Safari nel deserto da Marsa Alam
Avete mai pensato ad un safari nel deserto con il quad? Ha tutta l’aria di essere divertente, osservando un gruppo di persone che sfrecciano nel deserto lasciando dietro di sé una scia di polvere, ma sicuramente sarebbe ancora più divertente fare parte del gruppo.
Prima di partire fate attenzione a proteggere i vestiti e qualunque altra cosa che potrebbe rovinarsi durante il percorso pieno di sobbalzi e di polvere. Ricordatevi gli occhiali da sole ed una sciarpa per proteggere il viso e la testa dal sole e dalla polvere. Se preferite qualcosa di più tranquillo optate per una gita a cavallo o sul cammello.
Non dimenticate di portare con voi la macchina fotografica per immortalare gli splendidi tramonti che all’orizzonte scompaiono dietro le montagne. Al ritorno potrete godere dei bellissimi cieli stellati.
Se invece volete esplorare il deserto del Sahara e le sue valli perché non optare per un safari in jeep? Non dimenticate il pranzo al sacco e tante bevande. Domandate all’autista di farvi visitare un villaggio di Beduini oppure di visitare Wadi Hammamat per vedere le antiche iscrizioni sulle rocce e le miniere collocate lungo il secco letto del fiume che in passato era strada commerciale che collegava Luxor alla Via della Seta per l’Asia.

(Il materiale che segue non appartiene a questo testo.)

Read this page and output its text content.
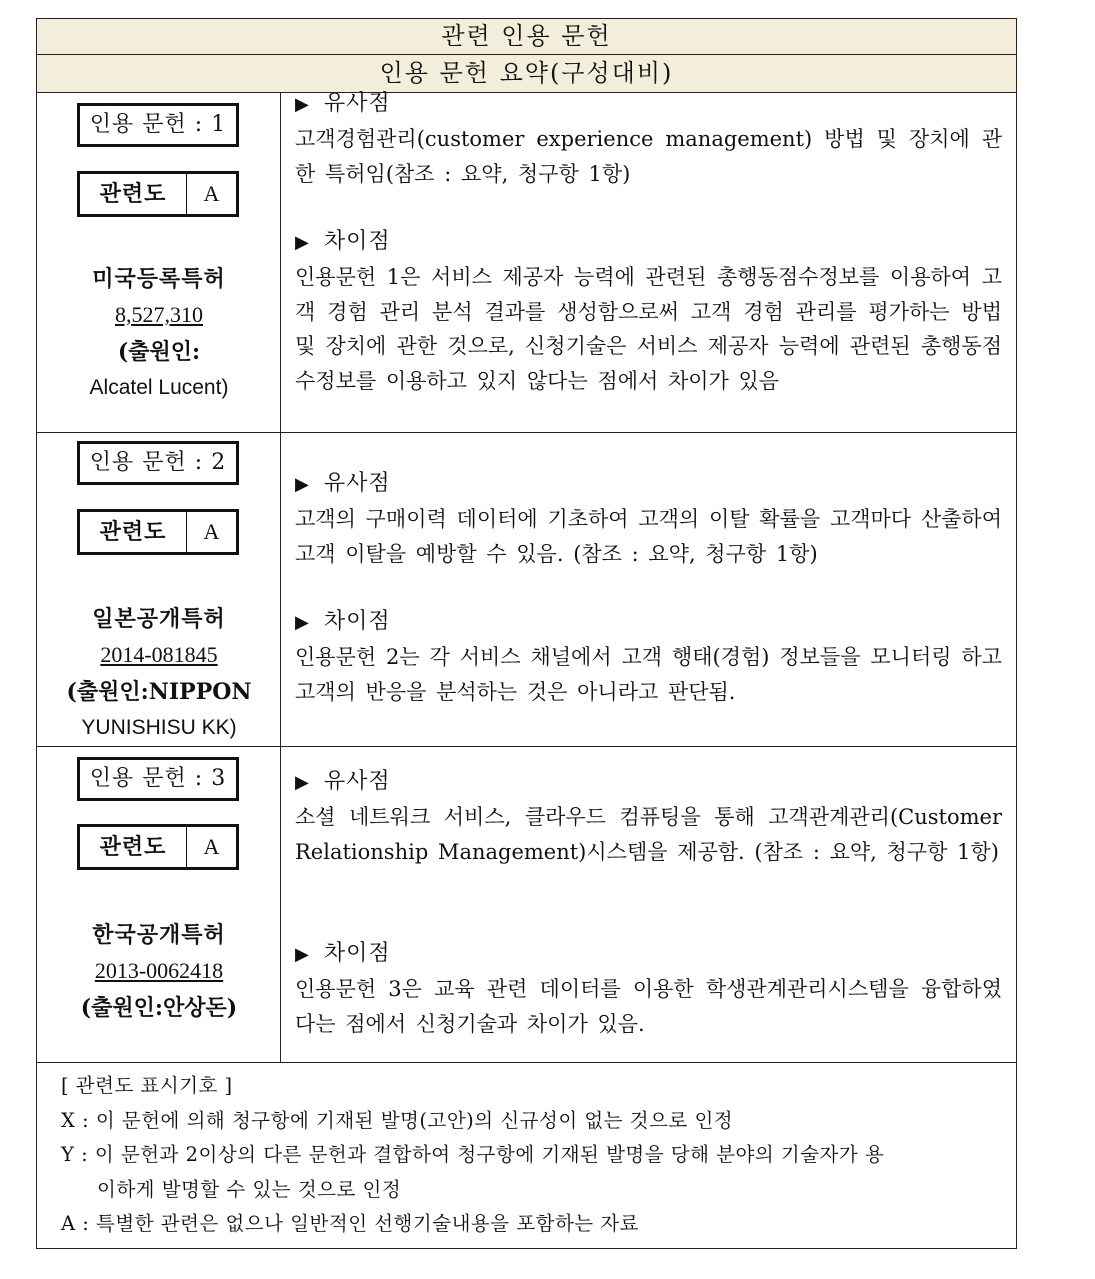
관련 인용 문헌
인용 문헌 요약(구성대비)
인용 문헌 : 1
관련도	A
미국등록특허
8,527,310
(출원인:
Alcatel Lucent)
▶ 유사점
고객경험관리(customer experience management) 방법 및 장치에 관한 특허임(참조 : 요약, 청구항 1항)
▶ 차이점
인용문헌 1은 서비스 제공자 능력에 관련된 총행동점수정보를 이용하여 고객 경험 관리 분석 결과를 생성함으로써 고객 경험 관리를 평가하는 방법 및 장치에 관한 것으로, 신청기술은 서비스 제공자 능력에 관련된 총행동점수정보를 이용하고 있지 않다는 점에서 차이가 있음
인용 문헌 : 2
관련도	A
일본공개특허
2014-081845
(출원인:NIPPON
YUNISHISU KK)
▶ 유사점
고객의 구매이력 데이터에 기초하여 고객의 이탈 확률을 고객마다 산출하여 고객 이탈을 예방할 수 있음. (참조 : 요약, 청구항 1항)
▶ 차이점
인용문헌 2는 각 서비스 채널에서 고객 행태(경험) 정보들을 모니터링 하고 고객의 반응을 분석하는 것은 아니라고 판단됨.
인용 문헌 : 3
관련도	A
한국공개특허
2013-0062418
(출원인:안상돈)
▶ 유사점
소셜 네트워크 서비스, 클라우드 컴퓨팅을 통해 고객관계관리(Customer Relationship Management)시스템을 제공함. (참조 : 요약, 청구항 1항)
▶ 차이점
인용문헌 3은 교육 관련 데이터를 이용한 학생관계관리시스템을 융합하였다는 점에서 신청기술과 차이가 있음.
[ 관련도 표시기호 ]
X : 이 문헌에 의해 청구항에 기재된 발명(고안)의 신규성이 없는 것으로 인정
Y : 이 문헌과 2이상의 다른 문헌과 결합하여 청구항에 기재된 발명을 당해 분야의 기술자가 용
이하게 발명할 수 있는 것으로 인정
A : 특별한 관련은 없으나 일반적인 선행기술내용을 포함하는 자료
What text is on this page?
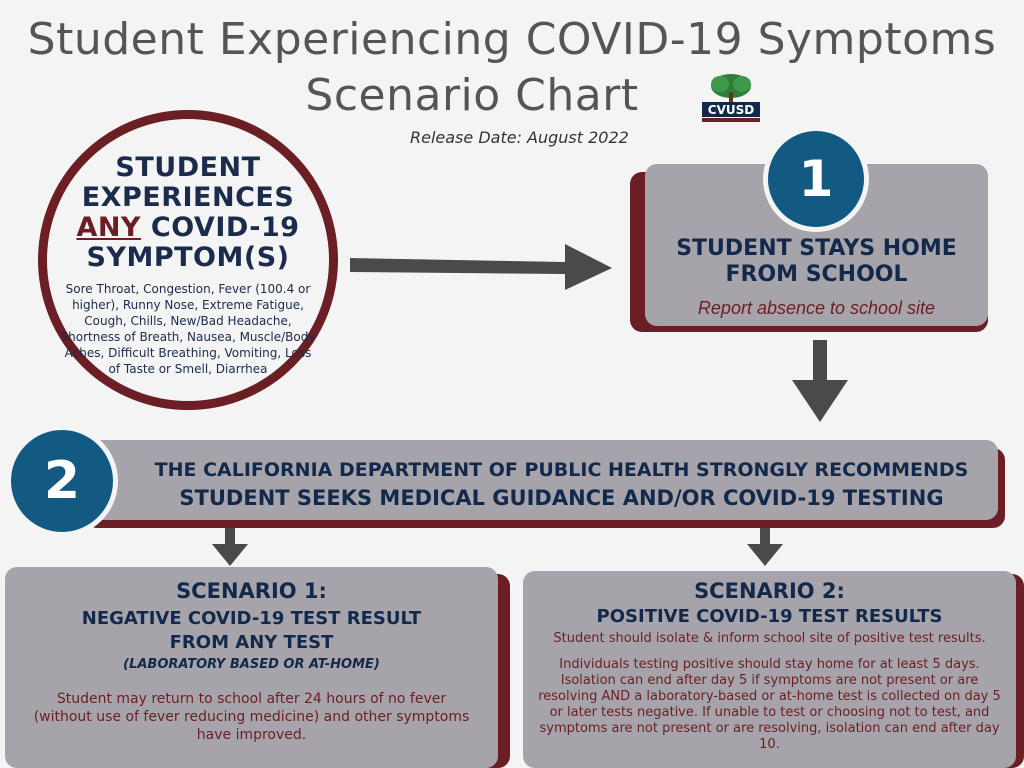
Student Experiencing COVID-19 Symptoms
Scenario Chart	CVUSD
Release Date: August 2022
STUDENT
EXPERIENCES
ANY COVID-19
SYMPTOM(S)
Sore Throat, Congestion, Fever (100.4 or higher), Runny Nose, Extreme Fatigue, Cough, Chills, New/Bad Headache, Shortness of Breath, Nausea, Muscle/Body Aches, Difficult Breathing, Vomiting, Loss of Taste or Smell, Diarrhea
STUDENT STAYS HOME
FROM SCHOOL
Report absence to school site
1
THE CALIFORNIA DEPARTMENT OF PUBLIC HEALTH STRONGLY RECOMMENDS
STUDENT SEEKS MEDICAL GUIDANCE AND/OR COVID-19 TESTING
2
SCENARIO 1:
NEGATIVE COVID-19 TEST RESULT
FROM ANY TEST
(LABORATORY BASED OR AT-HOME)
Student may return to school after 24 hours of no fever (without use of fever reducing medicine) and other symptoms have improved.
SCENARIO 2:
POSITIVE COVID-19 TEST RESULTS
Student should isolate & inform school site of positive test results.
Individuals testing positive should stay home for at least 5 days. Isolation can end after day 5 if symptoms are not present or are resolving AND a laboratory-based or at-home test is collected on day 5 or later tests negative. If unable to test or choosing not to test, and symptoms are not present or are resolving, isolation can end after day 10.
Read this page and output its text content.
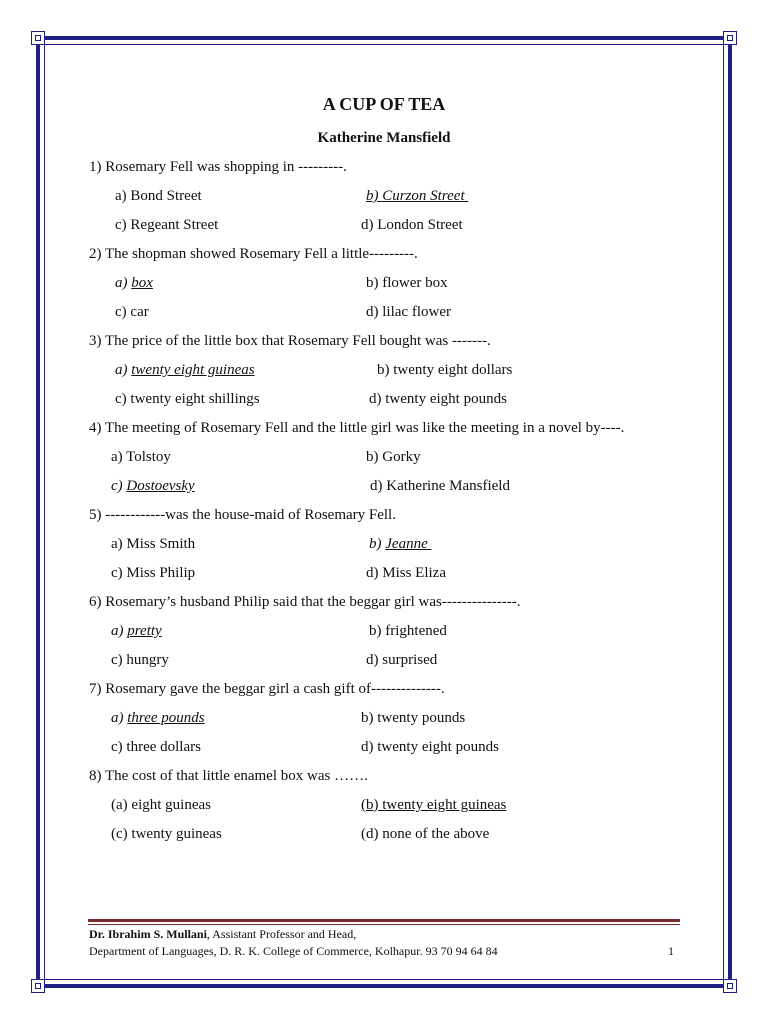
A CUP OF TEA
Katherine Mansfield
1) Rosemary Fell was shopping in ---------.
a) Bond Street	b) Curzon Street
c) Regeant Street	d) London Street
2) The shopman showed Rosemary Fell a little---------.
a) box	b) flower box
c) car	d) lilac flower
3) The price of the little box that Rosemary Fell bought was -------.
a) twenty eight guineas	b) twenty eight dollars
c) twenty eight shillings	d) twenty eight pounds
4) The meeting of Rosemary Fell and the little girl was like the meeting in a novel by----.
a) Tolstoy	b) Gorky
c) Dostoevsky	d) Katherine Mansfield
5) ------------was the house-maid of Rosemary Fell.
a) Miss Smith	b) Jeanne
c) Miss Philip	d) Miss Eliza
6) Rosemary’s husband Philip said that the beggar girl was---------------.
a) pretty	b) frightened
c) hungry	d) surprised
7) Rosemary gave the beggar girl a cash gift of--------------.
a) three pounds	b) twenty pounds
c) three dollars	d) twenty eight pounds
8) The cost of that little enamel box was …….
(a) eight guineas	(b) twenty eight guineas
(c) twenty guineas	(d) none of the above
Dr. Ibrahim S. Mullani, Assistant Professor and Head,
Department of Languages, D. R. K. College of Commerce, Kolhapur. 93 70 94 64 84	1
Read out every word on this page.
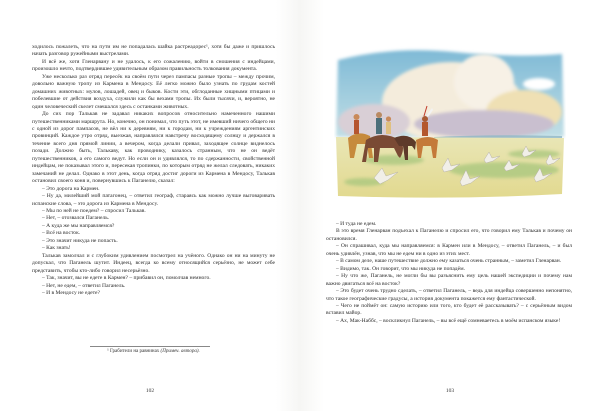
ходилось пожалеть, что на пути им не попадалась шайка растреадорес¹, хотя бы даже и пришлось начать разговор ружейными выстрелами.

И всё же, хотя Гленарвану и не удалось, к его сожалению, войти в сношения с индейцами, произошло нечто, подтвердившее удивительным образом правильность толкования документа.

Уже несколько раз отряд пересёк на своём пути через пампасы разные тропы – между прочим, довольно важную тропу из Кармена в Мендосу. Её легко можно было узнать по грудам костей домашних животных: мулов, лошадей, овец и быков. Кости эти, обглоданные хищными птицами и побелевшие от действия воздуха, служили как бы вехами тропы. Их были тысячи, и, вероятно, не один человеческий скелет смешался здесь с останками животных.

До сих пор Талькав не задавал никаких вопросов относительно намеченного нашими путешественниками маршрута. Но, конечно, он понимал, что путь этот, не имевший ничего общего ни с одной из дорог пампасов, не вёл ни к деревням, ни к городам, ни к учреждениям аргентинских провинций. Каждое утро отряд, выезжая, направлялся навстречу восходящему солнцу и держался в течение всего дня прямой линии, а вечером, когда делали привал, заходящее солнце виднелось позади. Должно быть, Талькаву, как проводнику, казалось странным, что не он ведёт путешественников, а его самого ведут. Но если он и удивлялся, то по сдержанности, свойственной индейцам, не показывал этого и, пересекая тропинки, по которым отряд не желал следовать, никаких замечаний не делал. Однако в этот день, когда отряд достиг дороги из Кармена в Мендосу, Талькав остановил своего коня и, повернувшись к Паганелю, сказал:

– Это дорога на Кармен.

– Ну да, милейший мой патагонец, – ответил географ, стараясь как можно лучше выговаривать испанские слова, – это дорога из Кармена в Мендосу.

– Мы по ней не поедем? – спросил Талькав.

– Нет, – отозвался Паганель.

– А куда же мы направляемся?

– Всё на восток.

– Это значит никуда не попасть.

– Как знать!

Талькав замолчал и с глубоким удивлением посмотрел на учёного. Однако он ни на минуту не допускал, что Паганель шутит. Индеец, всегда ко всему относящийся серьёзно, не может себе представить, чтобы кто-либо говорил несерьёзно.

– Так, значит, вы не едете в Кармен? – прибавил он, помолчав немного.

– Нет, не едем, – ответил Паганель.

– И в Мендосу не едете?

¹ Грабители на равнинах (Примеч. автора).
102

– И туда не едем.

В это время Гленарван подъехал к Паганелю и спросил его, что говорил ему Талькав и почему он остановился.

– Он спрашивал, куда мы направляемся: в Кармен или в Мендосу, – ответил Паганель, – и был очень удивлён, узнав, что мы не едем ни в одно из этих мест.

– В самом деле, наше путешествие должно ему казаться очень странным, – заметил Гленарван.

– Видимо, так. Он говорит, что мы никуда не попадём.

– Ну что же, Паганель, не могли бы вы разъяснить ему цель нашей экспедиции и почему нам важно двигаться всё на восток?

– Это будет очень трудно сделать, – ответил Паганель, – ведь для индейца совершенно непонятно, что такое географические градусы, а история документа покажется ему фантастической.

– Чего не поймёт он: самую историю или того, кто будет её рассказывать? – с серьёзным видом вставил майор.

– Ах, Мак-Наббс, – воскликнул Паганель, – вы всё ещё сомневаетесь в моём испанском языке!

103
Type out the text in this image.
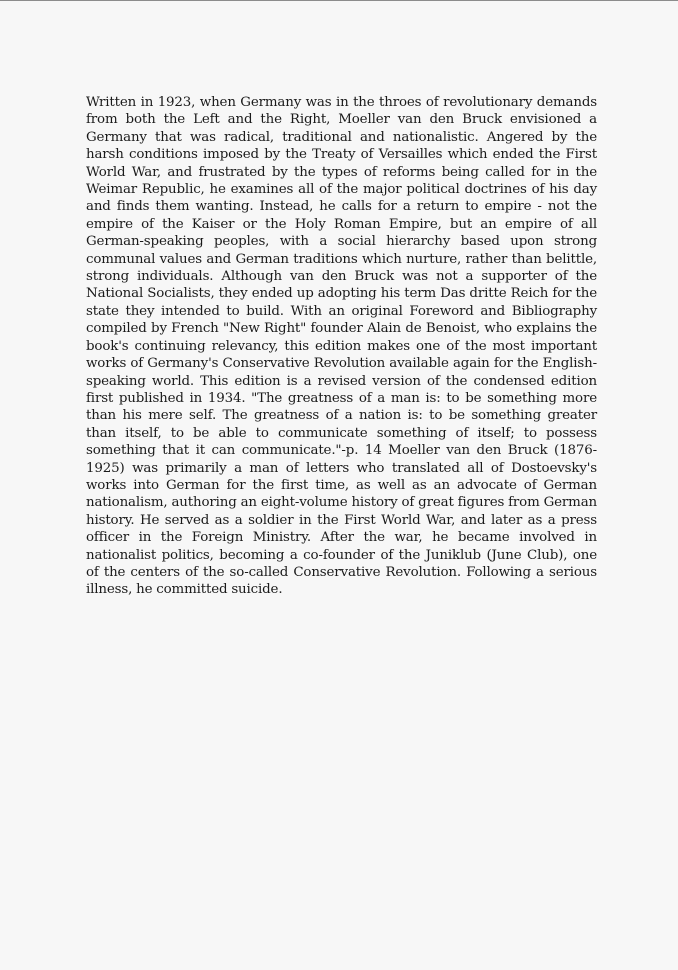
Written in 1923, when Germany was in the throes of revolutionary demands from both the Left and the Right, Moeller van den Bruck envisioned a Germany that was radical, traditional and nationalistic. Angered by the harsh conditions imposed by the Treaty of Versailles which ended the First World War, and frustrated by the types of reforms being called for in the Weimar Republic, he examines all of the major political doctrines of his day and finds them wanting. Instead, he calls for a return to empire - not the empire of the Kaiser or the Holy Roman Empire, but an empire of all German-speaking peoples, with a social hierarchy based upon strong communal values and German traditions which nurture, rather than belittle, strong individuals. Although van den Bruck was not a supporter of the National Socialists, they ended up adopting his term Das dritte Reich for the state they intended to build. With an original Foreword and Bibliography compiled by French "New Right" founder Alain de Benoist, who explains the book's continuing relevancy, this edition makes one of the most important works of Germany's Conservative Revolution available again for the English-speaking world. This edition is a revised version of the condensed edition first published in 1934. "The greatness of a man is: to be something more than his mere self. The greatness of a nation is: to be something greater than itself, to be able to communicate something of itself; to possess something that it can communicate."-p. 14 Moeller van den Bruck (1876-1925) was primarily a man of letters who translated all of Dostoevsky's works into German for the first time, as well as an advocate of German nationalism, authoring an eight-volume history of great figures from German history. He served as a soldier in the First World War, and later as a press officer in the Foreign Ministry. After the war, he became involved in nationalist politics, becoming a co-founder of the Juniklub (June Club), one of the centers of the so-called Conservative Revolution. Following a serious illness, he committed suicide.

Se siete amanti della natura potrete esplorare i bellissimi paesaggi di Gebel Elba National Park che si trova a 250 km a sud di Marsa Alam fra il piccolo paese di Berenice ed il confine con il Sudan. Questa zona di montagne ospita una grande varietà di uccelli, fra questi il falco, il gufo aquila dei faraoni ecc. Le cime più alte, inclusa quella del Gebel Elba (1435 m) formano un’oasi con una strana nebbiolina, infatti, le nuvole che avvolgono le cime creano una sorta di rugiada molto fitta. Questo fenomeno è la causa della ricca flora e fauna che troviamo in questo posto.
Questa zona è anche l’ambiente dove vivono i pastori nomadi Bashari, il cui numero sta diminuendo a causa della siccità. Abitano in strutture semi circolari di legno ricoperte da pelli e tessuto, sono conosciuti per le loro grande capacità di orientarsi nel deserto e per essere abili allevatori di cammelli. Prima di incamminarvi informatevi sulle possibilità di accesso o meno in quanto qui la polizia è molto sensibile alla questione della sicurezza dei turisti lungo le remote linee di confine.
Un’alternativa più semplice sarebbe offerta dal Wadi El Gimal National Park (Parco della Valle dei cammelli), con le sue mangrovie ed i suoi alberi di acacia spinosi. Questo è uno degli ultimi posti rimasti in Egitto dove si possono ancora trovare le gazzelle selvagge. Occupa una superficie di circa 6000 kmq, ha diversi ingressi ma quello principale si trova vicino al Shams Alam Resort, a soli 30 minuti a sud di Marsa Alam.
All’interno del Parco vi sono i villaggi delle miniere di smeraldi chiamati Mons Smaragdus, più propriamente noti come Miniere di Cleopatra. Anche se vi è una grande possibilità che le miniere fossero già aperte ai tempi di Cleopatra, l’oggetto più antico che vi è stato trovato è una moneta di epoca romana risalente all’Imperatore Nerone nel I secolo D.C.
Potrete visitare i vecchi villaggi, i vicoli che li collegavano e i resti delle miniere. Molte di queste escursioni possono anche essere prenotate presso la reception dei vari alberghi.
Ricordate che, essendo questi posti situati in zone remote è sempre meglio avere con sé una guida.